Sendo assim, passarei a comentar as referências à teologia cristã presentes no filme. Numa das cenas, a nave Nabucodonosor - nome bastante sugestivo, conforme veremos adiante - apresenta uma placa com os dizeres: "Mark III No. 11/Nebuchadnezzar/Made in USA/Year 2069". Seria esse texto da placa uma referência ao texto bíblico de Marcos 3.11 - "E os espíritos imundos vendo-o, prostravam-se diante dele, e clamavam, dizendo: Tu és o Filho de Deus."? Quando acompanhamos a trajetória de Neo - principal personagem do filme - percebemos que talvez haja mesmo essa intertextualidade, pois desde o começo a personagem é apresentada como uma espécie de Messias, o Escolhido, para libertar os humanos do jugo imposto pelas máquinas.

Também é digno de nota o fato de Matrix ter sido lançado no fim de semana da páscoa de 1999, pois há numerosas referências cristãs no filme, sendo algumas bastante óbvias, e outras muito sutis.
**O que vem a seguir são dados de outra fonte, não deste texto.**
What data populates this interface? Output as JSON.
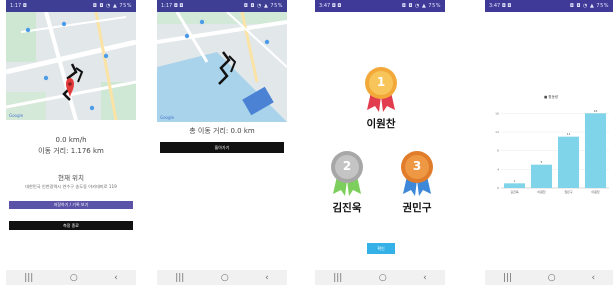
{
  "status_bar": {
    "left_p1": "1:17 ◘",
    "left_p2": "1:17 ◘ ◘",
    "left_p3": "3:47 ◘ ◘",
    "left_p4": "3:47 ◘ ◘",
    "right": "◘ ◘ ◔ ▲ 75%"
  },
  "screen1": {
    "speed": "0.0 km/h",
    "distance": "이동 거리: 1.176 km",
    "location_title": "현재 위치",
    "location_address": "대한민국 인천광역시 연수구 송도동 아카데미로 119",
    "btn_purple": "저장하기 / 기록 보기",
    "btn_black": "측정 종료",
    "map_logo": "Google"
  },
  "screen2": {
    "total_distance": "총 이동 거리: 0.0 km",
    "btn_black": "돌아가기",
    "map_logo": "Google"
  },
  "screen3": {
    "first": {
      "rank": "1",
      "name": "이원찬"
    },
    "second": {
      "rank": "2",
      "name": "김진욱"
    },
    "third": {
      "rank": "3",
      "name": "권민구"
    },
    "confirm_button": "확인"
  },
  "nav": {
    "back": "‹",
    "home": "○",
    "recents": "|||"
  },
  "colors": {
    "gold": "#f2a93a",
    "silver": "#a7a7a7",
    "bronze": "#e07c2a",
    "ribbon_red": "#e23d4f",
    "ribbon_green": "#7ccf5c",
    "ribbon_blue": "#3d88d9",
    "bar": "#80d4ea",
    "status": "#3f3a97"
  },
  "chart_data": {
    "type": "bar",
    "legend": "■ 활동량",
    "categories": [
      "김진욱",
      "이원찬",
      "권민구",
      "이원찬"
    ],
    "values": [
      1,
      5,
      11,
      16
    ],
    "value_labels": [
      "1",
      "5",
      "11",
      "16"
    ],
    "ylim": [
      0,
      18
    ],
    "y_ticks": [
      "0",
      "4",
      "8",
      "12",
      "16"
    ]
  }
}
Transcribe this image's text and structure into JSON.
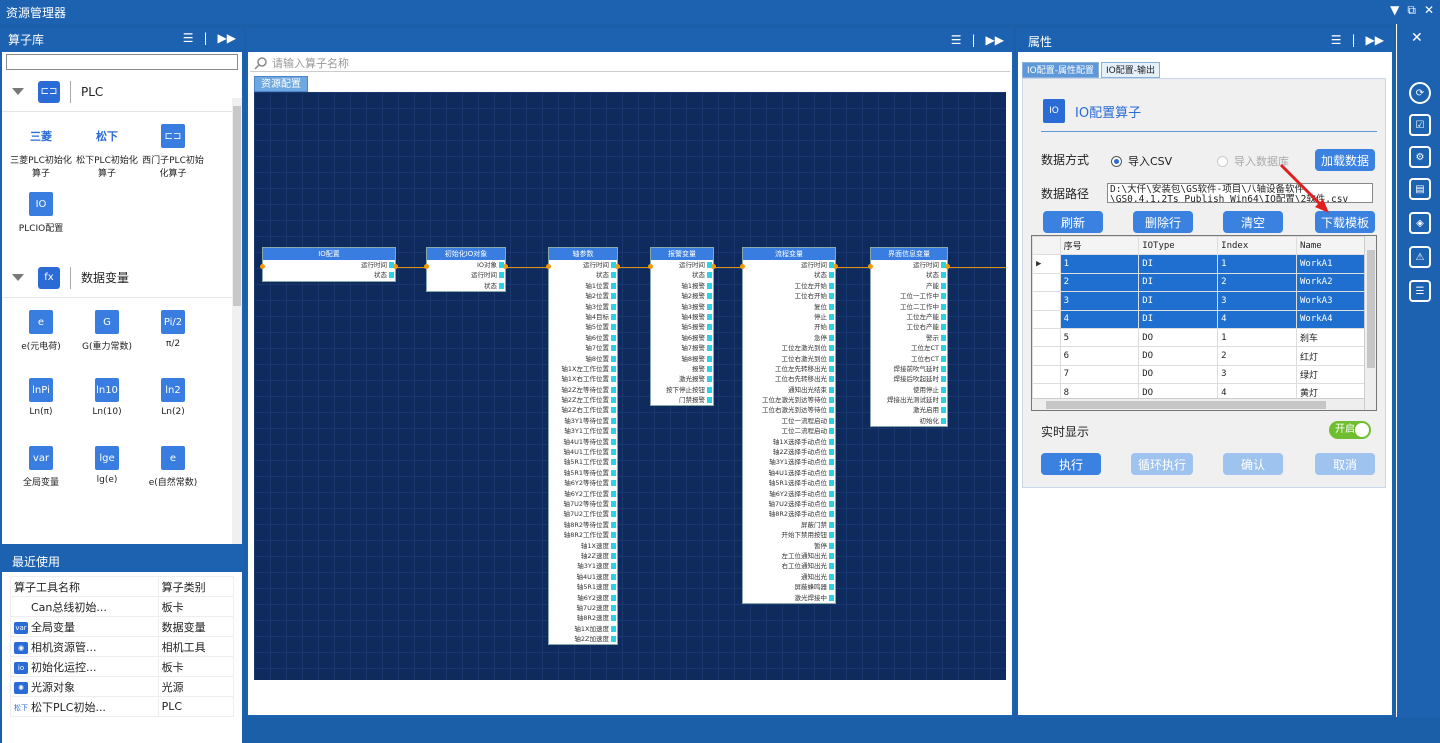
{
  "window": {
    "title": "资源管理器",
    "controls": [
      "▼",
      "⧉",
      "✕"
    ]
  },
  "left": {
    "title": "算子库",
    "categories": [
      {
        "name": "PLC",
        "icon": "plc-icon",
        "tiles": [
          {
            "label": "三菱PLC初始化算子",
            "icon": "三菱"
          },
          {
            "label": "松下PLC初始化算子",
            "icon": "松下"
          },
          {
            "label": "西门子PLC初始化算子",
            "icon": "西门子"
          },
          {
            "label": "PLCIO配置",
            "icon": "IO"
          }
        ]
      },
      {
        "name": "数据变量",
        "icon": "fx",
        "tiles": [
          {
            "label": "e(元电荷)",
            "icon": "e"
          },
          {
            "label": "G(重力常数)",
            "icon": "G"
          },
          {
            "label": "π/2",
            "icon": "Pi/2"
          },
          {
            "label": "Ln(π)",
            "icon": "lnPi"
          },
          {
            "label": "Ln(10)",
            "icon": "ln10"
          },
          {
            "label": "Ln(2)",
            "icon": "ln2"
          },
          {
            "label": "全局变量",
            "icon": "var"
          },
          {
            "label": "lg(e)",
            "icon": "lge"
          },
          {
            "label": "e(自然常数)",
            "icon": "e"
          }
        ]
      }
    ],
    "recent": {
      "title": "最近使用",
      "headers": [
        "算子工具名称",
        "算子类别"
      ],
      "rows": [
        {
          "icon": "",
          "name": "Can总线初始...",
          "cat": "板卡"
        },
        {
          "icon": "var",
          "name": "全局变量",
          "cat": "数据变量"
        },
        {
          "icon": "cam",
          "name": "相机资源管...",
          "cat": "相机工具"
        },
        {
          "icon": "io",
          "name": "初始化运控...",
          "cat": "板卡"
        },
        {
          "icon": "lt",
          "name": "光源对象",
          "cat": "光源"
        },
        {
          "icon": "松下",
          "name": "松下PLC初始...",
          "cat": "PLC"
        }
      ]
    }
  },
  "center": {
    "search_placeholder": "请输入算子名称",
    "tab": "资源配置",
    "nodes": [
      {
        "title": "IO配置",
        "ports": [
          "运行时间",
          "状态"
        ]
      },
      {
        "title": "初始化IO对象",
        "ports": [
          "IO对象",
          "运行时间",
          "状态"
        ]
      },
      {
        "title": "轴参数",
        "ports": [
          "运行时间",
          "状态",
          "轴1位置",
          "轴2位置",
          "轴3位置",
          "轴4目标",
          "轴5位置",
          "轴6位置",
          "轴7位置",
          "轴8位置",
          "轴1X左工作位置",
          "轴1X右工作位置",
          "轴2Z左等待位置",
          "轴2Z左工作位置",
          "轴2Z右工作位置",
          "轴3Y1等待位置",
          "轴3Y1工作位置",
          "轴4U1等待位置",
          "轴4U1工作位置",
          "轴5R1工作位置",
          "轴5R1等待位置",
          "轴6Y2等待位置",
          "轴6Y2工作位置",
          "轴7U2等待位置",
          "轴7U2工作位置",
          "轴8R2等待位置",
          "轴8R2工作位置",
          "轴1X速度",
          "轴2Z速度",
          "轴3Y1速度",
          "轴4U1速度",
          "轴5R1速度",
          "轴6Y2速度",
          "轴7U2速度",
          "轴8R2速度",
          "轴1X加速度",
          "轴2Z加速度"
        ]
      },
      {
        "title": "报警变量",
        "ports": [
          "运行时间",
          "状态",
          "轴1报警",
          "轴2报警",
          "轴3报警",
          "轴4报警",
          "轴5报警",
          "轴6报警",
          "轴7报警",
          "轴8报警",
          "报警",
          "激光报警",
          "按下停止按钮",
          "门禁报警"
        ]
      },
      {
        "title": "流程变量",
        "ports": [
          "运行时间",
          "状态",
          "工位左开始",
          "工位右开始",
          "复位",
          "停止",
          "开始",
          "急停",
          "工位左激光到位",
          "工位右激光到位",
          "工位左先转移出光",
          "工位右先转移出光",
          "通知出光结束",
          "工位左激光到达等待位",
          "工位右激光到达等待位",
          "工位一流程启动",
          "工位二流程启动",
          "轴1X选择手动点位",
          "轴2Z选择手动点位",
          "轴3Y1选择手动点位",
          "轴4U1选择手动点位",
          "轴5R1选择手动点位",
          "轴6Y2选择手动点位",
          "轴7U2选择手动点位",
          "轴8R2选择手动点位",
          "屏蔽门禁",
          "开始下禁用按钮",
          "暂停",
          "左工位通知出光",
          "右工位通知出光",
          "通知出光",
          "屏蔽蜂鸣器",
          "激光焊接中"
        ]
      },
      {
        "title": "界面信息变量",
        "ports": [
          "运行时间",
          "状态",
          "产能",
          "工位一工作中",
          "工位二工作中",
          "工位左产能",
          "工位右产能",
          "警示",
          "工位左CT",
          "工位右CT",
          "焊接前吹气延时",
          "焊接后吹起延时",
          "使用停止",
          "焊接出光测试延时",
          "激光启用",
          "初始化"
        ]
      }
    ]
  },
  "right": {
    "title": "属性",
    "tabs": [
      "IO配置-属性配置",
      "IO配置-输出"
    ],
    "heading": "IO配置算子",
    "data_mode_label": "数据方式",
    "radio_csv": "导入CSV",
    "radio_db": "导入数据库",
    "load_button": "加载数据",
    "path_label": "数据路径",
    "path_line1": "D:\\大仟\\安装包\\GS软件-项目\\八轴设备软件",
    "path_line2": "\\GS0.4.1.2Ts_Publish_Win64\\IO配置\\2软件.csv",
    "btn_refresh": "刷新",
    "btn_delete": "删除行",
    "btn_clear": "清空",
    "btn_template": "下载模板",
    "table_headers": [
      "序号",
      "IOType",
      "Index",
      "Name"
    ],
    "table_rows": [
      [
        "1",
        "DI",
        "1",
        "WorkA1"
      ],
      [
        "2",
        "DI",
        "2",
        "WorkA2"
      ],
      [
        "3",
        "DI",
        "3",
        "WorkA3"
      ],
      [
        "4",
        "DI",
        "4",
        "WorkA4"
      ],
      [
        "5",
        "DO",
        "1",
        "刹车"
      ],
      [
        "6",
        "DO",
        "2",
        "红灯"
      ],
      [
        "7",
        "DO",
        "3",
        "绿灯"
      ],
      [
        "8",
        "DO",
        "4",
        "黄灯"
      ]
    ],
    "realtime_label": "实时显示",
    "toggle_text": "开启",
    "btn_run": "执行",
    "btn_loop": "循环执行",
    "btn_confirm": "确认",
    "btn_cancel": "取消"
  },
  "colors": {
    "chrome": "#1d62b0",
    "canvas": "#0f2a5c",
    "button": "#3b82e0",
    "toggle": "#6fbe2f"
  }
}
Em Lucas 7.19, por exemplo, você poderá ler acerca da expectativa messiânica nos tempos bíblicos: "E João, chamando dois dos seus discípulos, enviou-os a Jesus, dizendo: És tu aquele que havia de vir, ou esperamos outro?". Está bastante claro no filme que Neo é apresentado como o Escolhido, uma espécie de redentor cuja vinda havia sido profetizada pelo oráculo (uma referência mais clara ao "Oráculo de Delfos", presente, sobretudo, nos textos clássicos da filosofia grega; e também uma possível referência aos oráculos proféticos do Antigo Testamento, mui especialmente às profecias de Isaías acerca da vinda do Mashiach, o Ungido de Deus - cf. Isaías, capítulo 53).
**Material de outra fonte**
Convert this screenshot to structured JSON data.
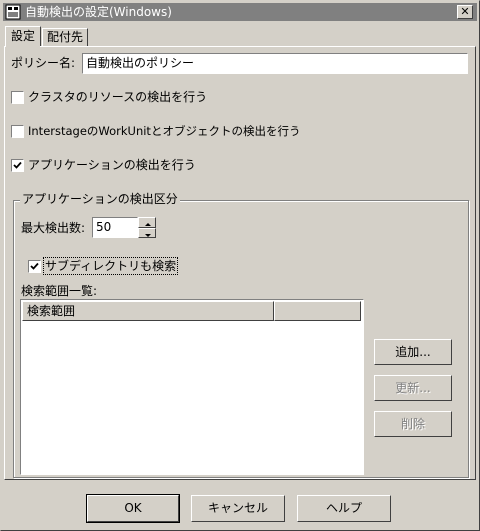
{
  "window": {
    "title": "自動検出の設定(Windows)",
    "close_glyph": "✕"
  },
  "tabs": [
    {
      "label": "設定"
    },
    {
      "label": "配付先"
    }
  ],
  "policy": {
    "label": "ポリシー名:",
    "value": "自動検出のポリシー"
  },
  "checks": [
    {
      "label": "クラスタのリソースの検出を行う",
      "checked": false
    },
    {
      "label": "InterstageのWorkUnitとオブジェクトの検出を行う",
      "checked": false
    },
    {
      "label": "アプリケーションの検出を行う",
      "checked": true
    }
  ],
  "app_group": {
    "title": "アプリケーションの検出区分",
    "max_label": "最大検出数:",
    "max_value": "50",
    "subdir_label": "サブディレクトリも検索",
    "subdir_checked": true,
    "list_label": "検索範囲一覧:",
    "list_header": "検索範囲",
    "list_items": []
  },
  "side_buttons": {
    "add": "追加...",
    "update": "更新...",
    "delete": "削除"
  },
  "bottom_buttons": {
    "ok": "OK",
    "cancel": "キャンセル",
    "help": "ヘルプ"
  },
  "colors": {
    "titlebar_inactive": "#808080",
    "face": "#d4d0c8"
  },
  "icons": {
    "window": "app-icon",
    "close": "close-icon",
    "check": "check-icon",
    "spin_up": "spin-up-icon",
    "spin_down": "spin-down-icon"
  }
}
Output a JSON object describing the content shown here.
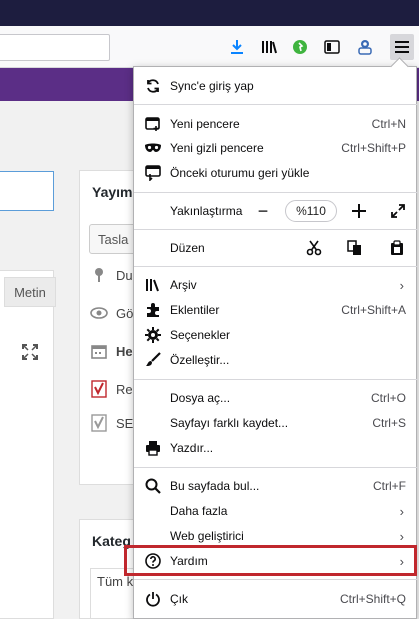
{
  "browser": {
    "toolbar_icons": [
      "download-icon",
      "library-icon",
      "extension-icon",
      "sidebar-icon",
      "account-icon",
      "hamburger-menu-icon"
    ]
  },
  "page": {
    "tab_metin": "Metin",
    "side_title": "Yayım",
    "side_select": "Tasla",
    "side_rows": [
      "Du",
      "Gö",
      "He",
      "Rea",
      "SEC"
    ],
    "category_title": "Kateg",
    "category_box": "Tüm k"
  },
  "menu": {
    "sync": "Sync'e giriş yap",
    "new_window": {
      "label": "Yeni pencere",
      "shortcut": "Ctrl+N"
    },
    "private_window": {
      "label": "Yeni gizli pencere",
      "shortcut": "Ctrl+Shift+P"
    },
    "restore_session": "Önceki oturumu geri yükle",
    "zoom": {
      "label": "Yakınlaştırma",
      "minus": "−",
      "value": "%110",
      "plus": "+"
    },
    "edit": {
      "label": "Düzen"
    },
    "library": "Arşiv",
    "addons": {
      "label": "Eklentiler",
      "shortcut": "Ctrl+Shift+A"
    },
    "options": "Seçenekler",
    "customize": "Özelleştir...",
    "open_file": {
      "label": "Dosya aç...",
      "shortcut": "Ctrl+O"
    },
    "save_page": {
      "label": "Sayfayı farklı kaydet...",
      "shortcut": "Ctrl+S"
    },
    "print": "Yazdır...",
    "find": {
      "label": "Bu sayfada bul...",
      "shortcut": "Ctrl+F"
    },
    "more": "Daha fazla",
    "web_dev": "Web geliştirici",
    "help": "Yardım",
    "quit": {
      "label": "Çık",
      "shortcut": "Ctrl+Shift+Q"
    },
    "submenu_arrow": "›"
  },
  "colors": {
    "highlight": "#c0272d",
    "purple_bar": "#5b2e86",
    "top_bar": "#1d1d3f"
  }
}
O termo grego "neo" significa "novo", indicando a nova vida que o Escolhido traria aos humanos quando se completasse a libertação do domínio das máquinas. Trata-se, também, de uma referência ao ofício do Messias bíblico - "Se, pois, o Filho vos libertar, verdadeiramente sereis livres" (João 8.36).

Cristo também é apresentado nas Escrituras como o detentor da nova vida, oferecida à humanidade - "Assim que, se alguém está em Cristo, nova criatura é; as coisas velhas já passaram; eis que tudo se fez novo" (II Coríntios 5.17).
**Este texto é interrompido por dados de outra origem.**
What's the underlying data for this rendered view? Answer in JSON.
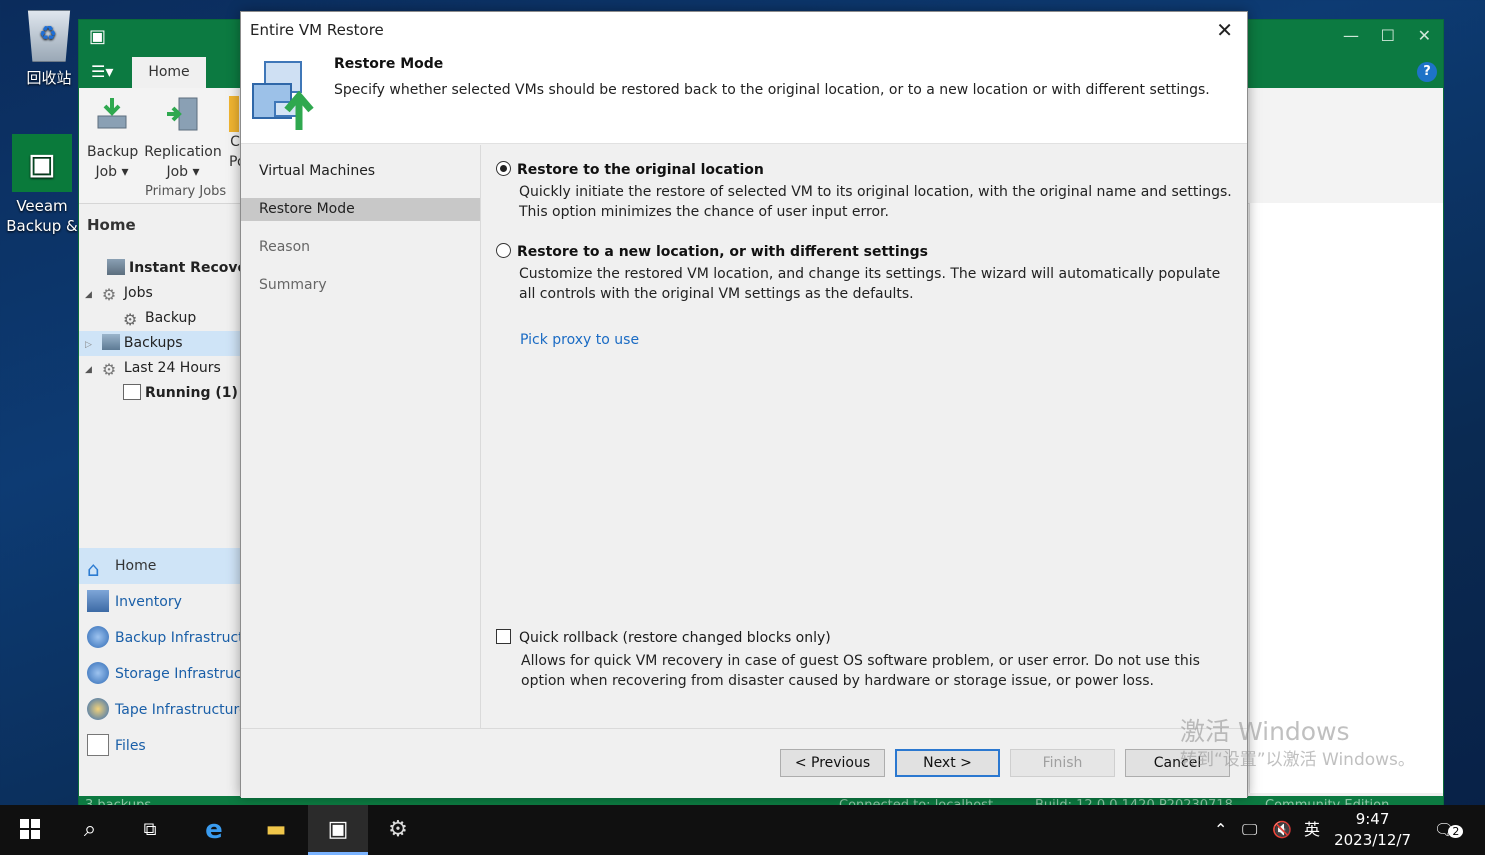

O nome de Neo, quando ainda dentro da Matrix, era Thomas Anderson. Ambos também possuem implicações cristãs. O primeiro nome lembra um discípulo de Cristo, chamado Tomé; muito conhecido por seu ceticismo quando ouviu falar da ressurreição de Cristo (João 20.24-29). Neo também é assolado constantemente por dúvidas acerca de suas escolhas e da possível condição imposta pelo oráculo, de ser o Escolhido. Já o sobrenome Anderson, um termo sueco que significa "filho de André", é derivado da raiz grega andr-, que significa "homem". Etimologicamente, portanto, Anderson significa "filho do homem", um epíteto assumido por Jesus - "E, tomando consigo os doze, disse-lhes: Eis que subimos a Jerusalém, e se cumprirá no Filho do homem tudo o que pelos profetas foi escrito" (Lucas 18.31).

Outra referência direta no filme se dá na cena em que Neo é comparado com Jesus, quando Choi, após receber o software ilegal, diz: "Aleluia. Você é o meu salvador, cara. Meu Jesus Cristo pessoal". Lembremos ainda que Jesus foi batizado no Rio Jordão por João Batista - "Então veio Jesus da Galiléia ter com João, junto do Jordão, para ser batizado por ele" (Mateus 3.13) -, e Neo é "batizado" no tanque de refugo de bateria humana por Morpheus e pela tripulação de Nabucodonosor. Assim como Jesus foi tentado pelo Diabo no deserto da Judéia (Lucas 4.1-13), no filme Neo é tentado pelos agentes da Matrix para trair Morpheus. O evangelho afirma que o Filho do Homem veio "dar a sua vida em resgate de muitos" (Marcos 10.45); Neo sacrifica a própria vida para salvar Morpheus e é ressuscitado, na sala 303, por Trinity (em inglês, Trindade) - que representa a divindade triunitária que, na Bíblia, ressuscitou Jesus (Atos 2.23,24,32; 3.15; 4.10; 5.30; 10.40,41; Romanos 8.11; 10.9). Após a ressurreição, Cristo apresentou um corpo glorificado, não mais sujeito às limitações humanas (Lucas 24.31. João 20.19,26). Do mesmo modo, depois de voltar à vida com o beijo de Trinity, Neo assume também um novo corpo dentro da Matrix, com extraordinários poderes.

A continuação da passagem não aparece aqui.